Carol Hills: I'm Carol Hills, in for Marco Werman, and you're tuned to The World, a co-production of the BBC World Service, PRI, and WGBH in Boston.

It's July 4th, so of course we're going to spend the next part of the show talking about France. When you think about America's struggle for independence, you probably don't think about the French, but there might not have been a United States independent of Great Britain were it not for the French.

We're going to talk now about one Frenchman who was critical in that effort, and here to help us is Francois Furstenberg, historian at Johns-Hopkins University. He's author of the book, "When the United States Spoke French," which comes out later this month.

So Francois, who is this guy, Louis-Marie, Vicomte de Noailles?

Francois Furstenberg: Well, he was the descendent of one of France's noblest families. They had been serving the King of France for century. The family traditionally had been soldiers and served in the army.

And Noailles was Lafayette's brother-in-law, I mean, the Noailles who we're concerned with.

Hills: How critical was his role in the American Revolution?

Furstenberg: Well, he played an important role, and he led the Siege of Savannah in 1779. He returned to France shortly thereafter, and then he sailed over with a Count de Rochambeau, who led the French forces in North America in 1780.

And they made their way to Yorktown. And Yorktown, which ended the Revolution in North America - it continued for a few more years in other places - but the war ended in Yorktown, thanks essentially to the French forces.

I mean, it was the French navy that blocked the Chesapeake that prevented the British navy from supplying Yorktown. I mean, it was French military engineers that largely lead the siege of the fort at Yorktown, which lead to British defeat, the almost inevitable British defeat at that point.

Hills: And didn't George Washington entrust Noailles with the details of the surrender?

Furstenberg: Well, it was Noailles. Noailles represented the French government at Yorktown, and there's a famous scene where the British commander of Yorktown tries to surrender his arms to the French, and it would have been to Noailles, therefore.

And Noailles refused, and therefore the kind of humiliating gesture where the British commander was forced to surrender his arms to the Americans, to Washington.

Hills: So this guy, Louis-Marie, Vicomte de Noailles, he's a kind of well-bred, educated member of French nobility. Knows all the movers and shakers, big in the French revolution.
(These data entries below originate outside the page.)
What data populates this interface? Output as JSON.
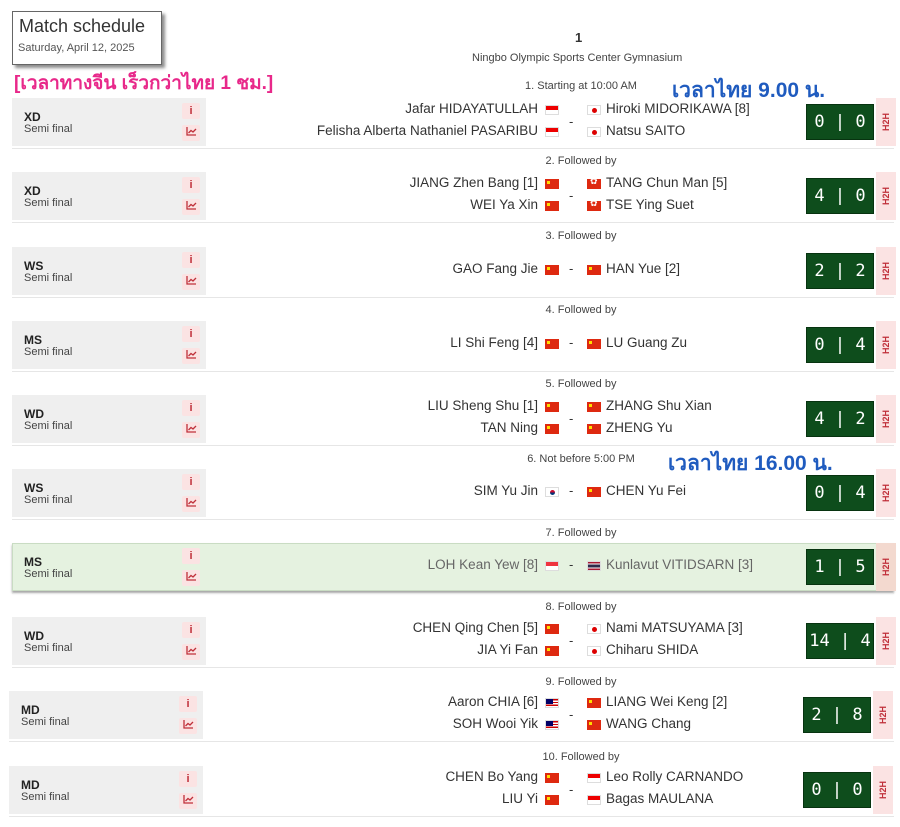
{
  "header": {
    "title": "Match schedule",
    "date": "Saturday, April 12, 2025"
  },
  "court": {
    "number": "1",
    "venue": "Ningbo Olympic Sports Center Gymnasium"
  },
  "notes": {
    "china_time": "[เวลาทางจีน เร็วกว่าไทย 1 ชม.]",
    "thai_time_1": "เวลาไทย 9.00 น.",
    "thai_time_2": "เวลาไทย 16.00 น."
  },
  "labels": {
    "dash": "-",
    "h2h": "H2H",
    "info_icon": "i"
  },
  "matches": [
    {
      "order": "1. Starting at 10:00 AM",
      "event": "XD",
      "round": "Semi final",
      "left": [
        {
          "name": "Jafar HIDAYATULLAH",
          "flag": "id"
        },
        {
          "name": "Felisha Alberta Nathaniel PASARIBU",
          "flag": "id"
        }
      ],
      "right": [
        {
          "name": "Hiroki MIDORIKAWA [8]",
          "flag": "jp"
        },
        {
          "name": "Natsu SAITO",
          "flag": "jp"
        }
      ],
      "score": "0 | 0"
    },
    {
      "order": "2. Followed by",
      "event": "XD",
      "round": "Semi final",
      "left": [
        {
          "name": "JIANG Zhen Bang [1]",
          "flag": "cn"
        },
        {
          "name": "WEI Ya Xin",
          "flag": "cn"
        }
      ],
      "right": [
        {
          "name": "TANG Chun Man [5]",
          "flag": "hk"
        },
        {
          "name": "TSE Ying Suet",
          "flag": "hk"
        }
      ],
      "score": "4 | 0"
    },
    {
      "order": "3. Followed by",
      "event": "WS",
      "round": "Semi final",
      "left": [
        {
          "name": "GAO Fang Jie",
          "flag": "cn"
        }
      ],
      "right": [
        {
          "name": "HAN Yue [2]",
          "flag": "cn"
        }
      ],
      "score": "2 | 2"
    },
    {
      "order": "4. Followed by",
      "event": "MS",
      "round": "Semi final",
      "left": [
        {
          "name": "LI Shi Feng [4]",
          "flag": "cn"
        }
      ],
      "right": [
        {
          "name": "LU Guang Zu",
          "flag": "cn"
        }
      ],
      "score": "0 | 4"
    },
    {
      "order": "5. Followed by",
      "event": "WD",
      "round": "Semi final",
      "left": [
        {
          "name": "LIU Sheng Shu [1]",
          "flag": "cn"
        },
        {
          "name": "TAN Ning",
          "flag": "cn"
        }
      ],
      "right": [
        {
          "name": "ZHANG Shu Xian",
          "flag": "cn"
        },
        {
          "name": "ZHENG Yu",
          "flag": "cn"
        }
      ],
      "score": "4 | 2"
    },
    {
      "order": "6. Not before 5:00 PM",
      "event": "WS",
      "round": "Semi final",
      "left": [
        {
          "name": "SIM Yu Jin",
          "flag": "kr"
        }
      ],
      "right": [
        {
          "name": "CHEN Yu Fei",
          "flag": "cn"
        }
      ],
      "score": "0 | 4"
    },
    {
      "order": "7. Followed by",
      "event": "MS",
      "round": "Semi final",
      "left": [
        {
          "name": "LOH Kean Yew [8]",
          "flag": "sg"
        }
      ],
      "right": [
        {
          "name": "Kunlavut VITIDSARN [3]",
          "flag": "th"
        }
      ],
      "score": "1 | 5"
    },
    {
      "order": "8. Followed by",
      "event": "WD",
      "round": "Semi final",
      "left": [
        {
          "name": "CHEN Qing Chen [5]",
          "flag": "cn"
        },
        {
          "name": "JIA Yi Fan",
          "flag": "cn"
        }
      ],
      "right": [
        {
          "name": "Nami MATSUYAMA [3]",
          "flag": "jp"
        },
        {
          "name": "Chiharu SHIDA",
          "flag": "jp"
        }
      ],
      "score": "14 | 4"
    },
    {
      "order": "9. Followed by",
      "event": "MD",
      "round": "Semi final",
      "left": [
        {
          "name": "Aaron CHIA [6]",
          "flag": "my"
        },
        {
          "name": "SOH Wooi Yik",
          "flag": "my"
        }
      ],
      "right": [
        {
          "name": "LIANG Wei Keng [2]",
          "flag": "cn"
        },
        {
          "name": "WANG Chang",
          "flag": "cn"
        }
      ],
      "score": "2 | 8"
    },
    {
      "order": "10. Followed by",
      "event": "MD",
      "round": "Semi final",
      "left": [
        {
          "name": "CHEN Bo Yang",
          "flag": "cn"
        },
        {
          "name": "LIU Yi",
          "flag": "cn"
        }
      ],
      "right": [
        {
          "name": "Leo Rolly CARNANDO",
          "flag": "id"
        },
        {
          "name": "Bagas MAULANA",
          "flag": "id"
        }
      ],
      "score": "0 | 0"
    }
  ]
}
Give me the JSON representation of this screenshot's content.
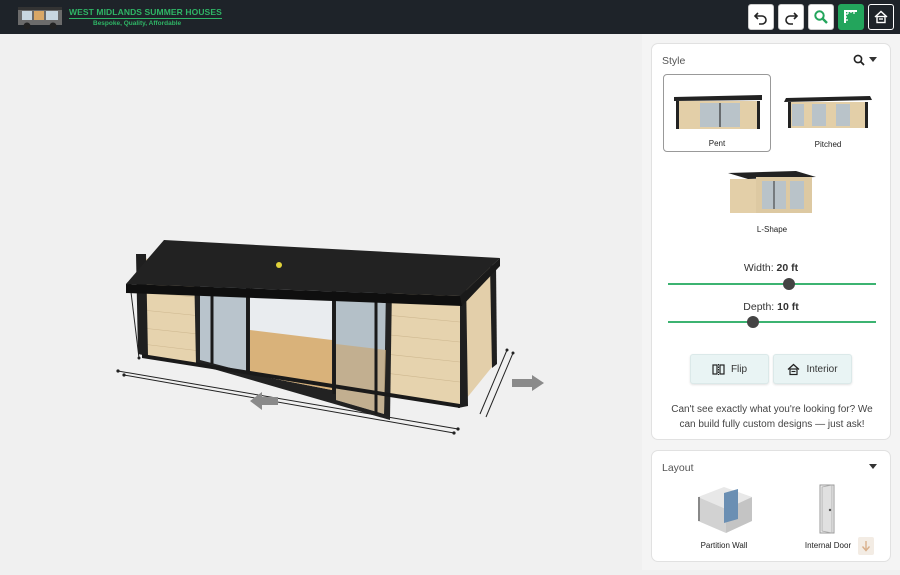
{
  "brand": {
    "title": "WEST MIDLANDS SUMMER HOUSES",
    "tagline": "Bespoke, Quality, Affordable"
  },
  "toolbar": {
    "icons": [
      "undo-icon",
      "redo-icon",
      "zoom-icon",
      "floorplan-icon",
      "home-icon"
    ]
  },
  "style_panel": {
    "heading": "Style",
    "options": [
      {
        "label": "Pent",
        "selected": true
      },
      {
        "label": "Pitched",
        "selected": false
      },
      {
        "label": "L-Shape",
        "selected": false
      }
    ]
  },
  "dimensions": {
    "width": {
      "label": "Width:",
      "value": "20 ft",
      "level": 0.58
    },
    "depth": {
      "label": "Depth:",
      "value": "10 ft",
      "level": 0.41
    }
  },
  "actions": {
    "flip": "Flip",
    "interior": "Interior"
  },
  "custom_message": "Can't see exactly what you're looking for? We can build fully custom designs — just ask!",
  "layout_panel": {
    "heading": "Layout",
    "items": [
      {
        "label": "Partition Wall"
      },
      {
        "label": "Internal Door"
      }
    ]
  },
  "colors": {
    "topbar": "#1e2329",
    "accent": "#23a55c",
    "slider": "#3cb371"
  }
}
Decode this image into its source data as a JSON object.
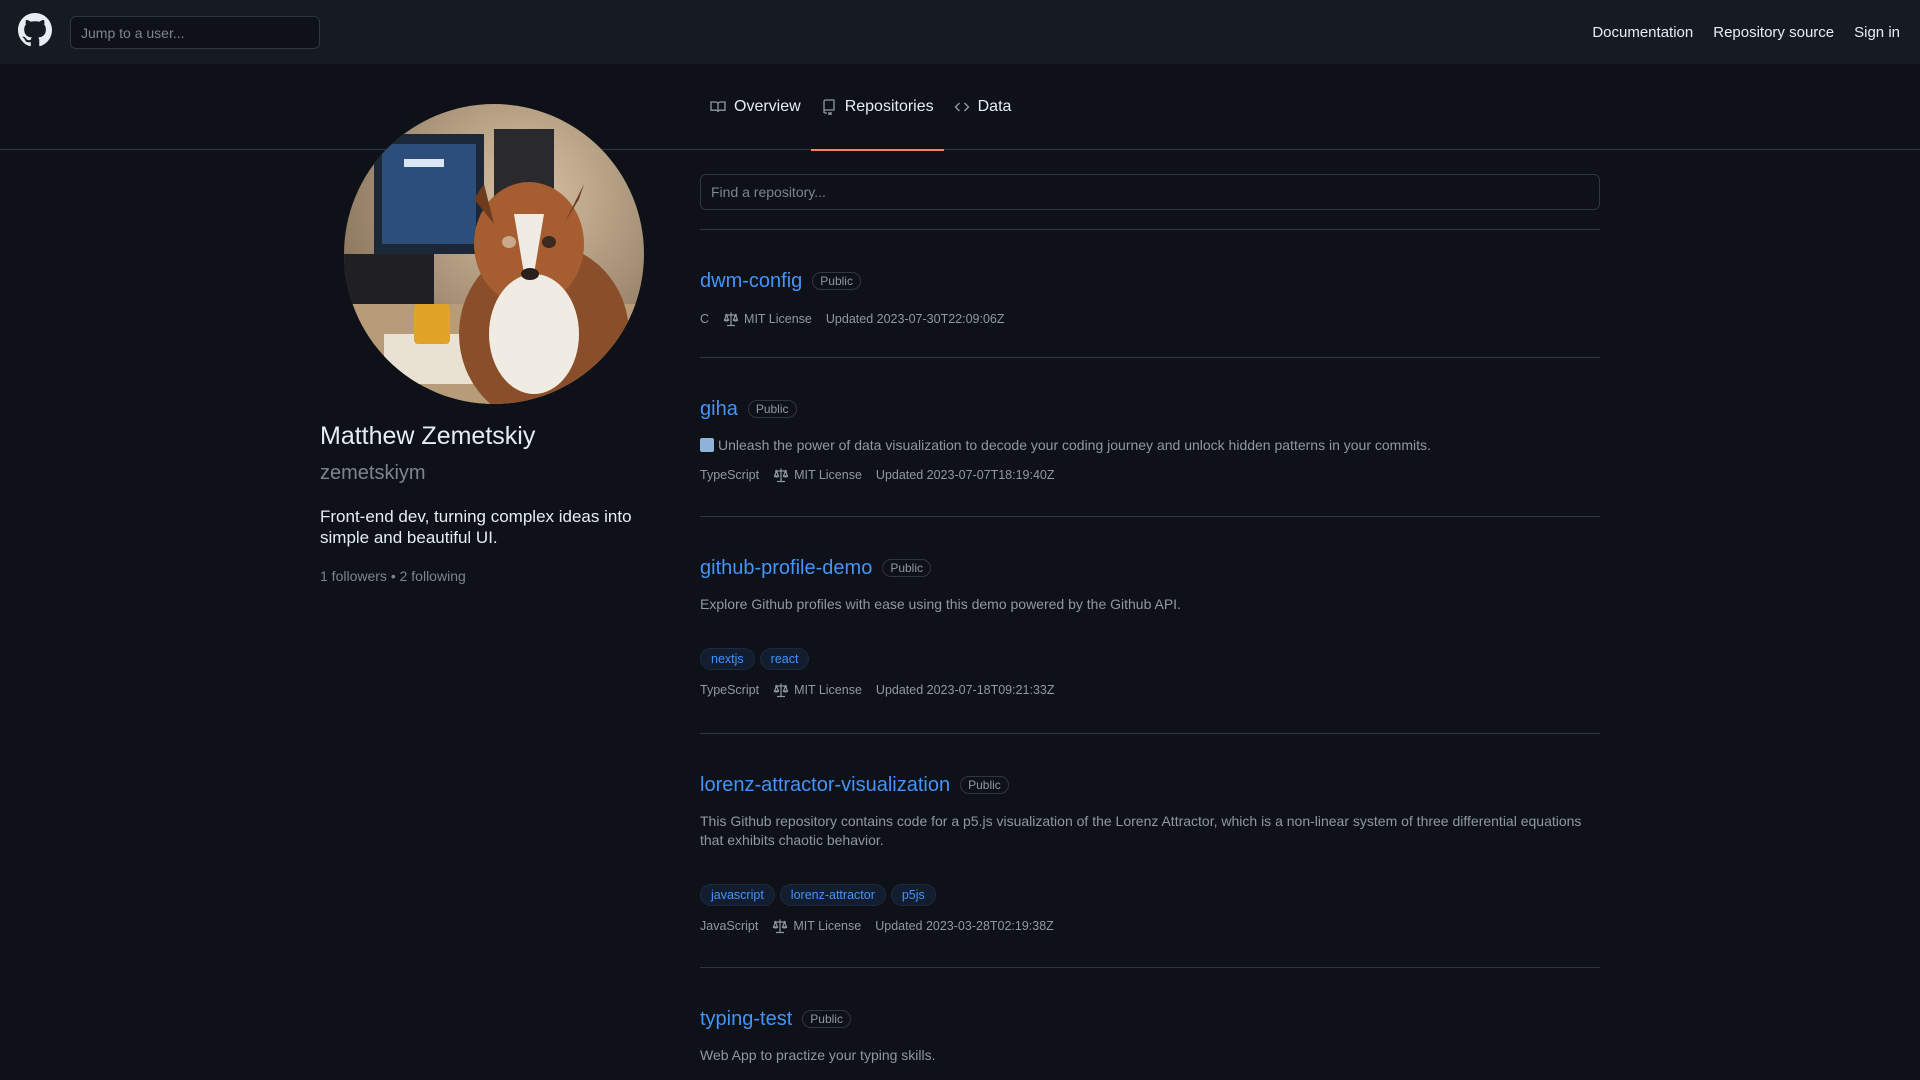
{
  "header": {
    "logo": "github-mark-icon",
    "search_placeholder": "Jump to a user...",
    "nav": [
      "Documentation",
      "Repository source",
      "Sign in"
    ]
  },
  "tabs": [
    {
      "label": "Overview",
      "icon": "book-icon"
    },
    {
      "label": "Repositories",
      "icon": "repo-icon",
      "active": true
    },
    {
      "label": "Data",
      "icon": "code-icon"
    }
  ],
  "profile": {
    "name": "Matthew Zemetskiy",
    "login": "zemetskiym",
    "bio": "Front-end dev, turning complex ideas into simple and beautiful UI.",
    "followers": "1 followers",
    "separator": "•",
    "following": "2 following"
  },
  "repos": {
    "search_placeholder": "Find a repository...",
    "items": [
      {
        "name": "dwm-config",
        "visibility": "Public",
        "description": "",
        "topics": [],
        "language": "C",
        "license": "MIT License",
        "updated": "Updated 2023-07-30T22:09:06Z"
      },
      {
        "name": "giha",
        "visibility": "Public",
        "description": "Unleash the power of data visualization to decode your coding journey and unlock hidden patterns in your commits.",
        "emoji": "bar-chart-emoji",
        "topics": [],
        "language": "TypeScript",
        "license": "MIT License",
        "updated": "Updated 2023-07-07T18:19:40Z"
      },
      {
        "name": "github-profile-demo",
        "visibility": "Public",
        "description": "Explore Github profiles with ease using this demo powered by the Github API.",
        "topics": [
          "nextjs",
          "react"
        ],
        "language": "TypeScript",
        "license": "MIT License",
        "updated": "Updated 2023-07-18T09:21:33Z"
      },
      {
        "name": "lorenz-attractor-visualization",
        "visibility": "Public",
        "description": "This Github repository contains code for a p5.js visualization of the Lorenz Attractor, which is a non-linear system of three differential equations that exhibits chaotic behavior.",
        "topics": [
          "javascript",
          "lorenz-attractor",
          "p5js"
        ],
        "language": "JavaScript",
        "license": "MIT License",
        "updated": "Updated 2023-03-28T02:19:38Z"
      },
      {
        "name": "typing-test",
        "visibility": "Public",
        "description": "Web App to practize your typing skills.",
        "topics": [],
        "language": "",
        "license": "",
        "updated": ""
      }
    ]
  },
  "colors": {
    "background": "#0e1117",
    "header": "#161b22",
    "link": "#4493f8",
    "active_tab_underline": "#f78166",
    "muted": "#9198a1"
  }
}
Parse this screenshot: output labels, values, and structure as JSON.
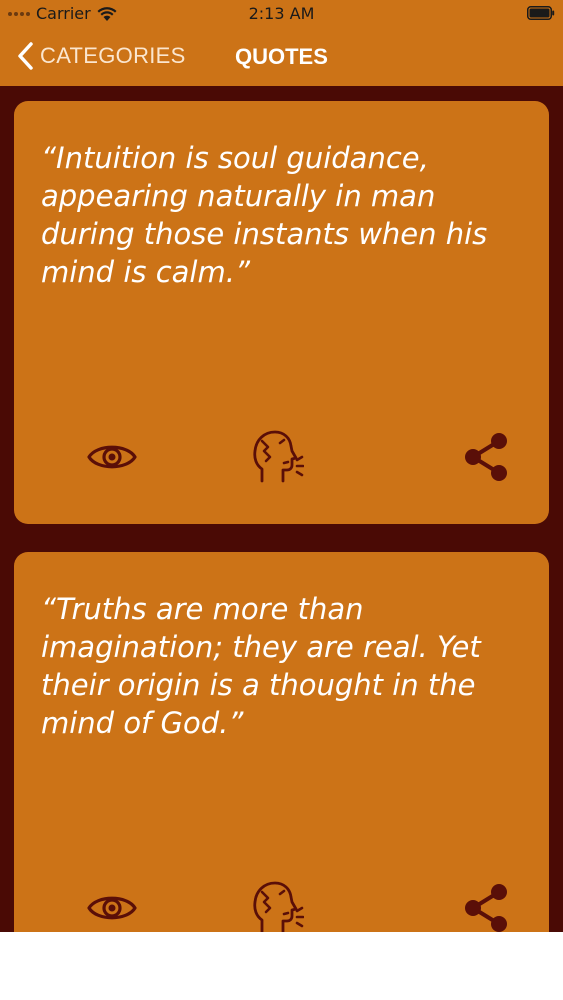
{
  "status_bar": {
    "carrier": "Carrier",
    "time": "2:13 AM"
  },
  "nav": {
    "back_label": "CATEGORIES",
    "title": "QUOTES"
  },
  "quotes": [
    {
      "text": "“Intuition is soul guidance, appearing naturally in man during those instants when his mind is calm.”"
    },
    {
      "text": "“Truths are more than imagination; they are real. Yet their origin is a thought in the mind of God.”"
    }
  ],
  "icons": {
    "view": "eye-icon",
    "speak": "speaking-head-icon",
    "share": "share-icon"
  },
  "colors": {
    "accent": "#cc7317",
    "background": "#4a0a05",
    "icon": "#5a0f08"
  }
}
So he ends up in Philadelphia. Why did he end up there?

Furstenberg: Well, after the Revolution, he went back to France, and he was among the leaders of the French Revolution. But over the next couple of years, as the French Revolution became more radical, he was more or less chased out of France. He fled.

And so he came to the United States in 1793, and he settled in Philadelphia, which was the capital of the United States at the time. This was before Washington DC had been built. And he settled in Philadelphia, where he was joined by waves of French refugees.

Hills: And what's the significance of his presence and time in Philadelphia?

Furstenberg: When we think about these French characters who were living in Philadelphia at the time, we have a really, I think, a different portrait of the early republic. This is a time when the United States was deeply enmeshed in trans-Atlantic commerce, trans-Atlantic politics and diplomacy.

We see a capital city that's populated not just by people like Washington, and Hamilton, and Jefferson, but by thousands of Frenchmen who are fleeing war and violence across the Atlantic world, and who are taking refuge in the United States.

They're bringing new goods, new commerce into the capital, and they're really making the United States capital into a much more cosmopolitan city than we tend to think about.

Hills: What kind of things were they bring to Philly that weren't there, before they got there?

Furstenberg: Well, after the American Revolution, American trade had been in large part re-oriented into the French imperial networks. So there were things like wine is coming in, mustards are coming in, silk. France dominated the luxury trades, really, so all kinds of very refined goods.

And when these Frenchmen come in from France, I mean, Noailles had been Marie Antoinette's dance partner. He was one of the most famous dancers in the court of Versailles.

And so people like him. They give dance lessons to Philadelphia's elite, they give French language lessons to Philadelphians. They bring in all kinds of goods and services that hadn't been...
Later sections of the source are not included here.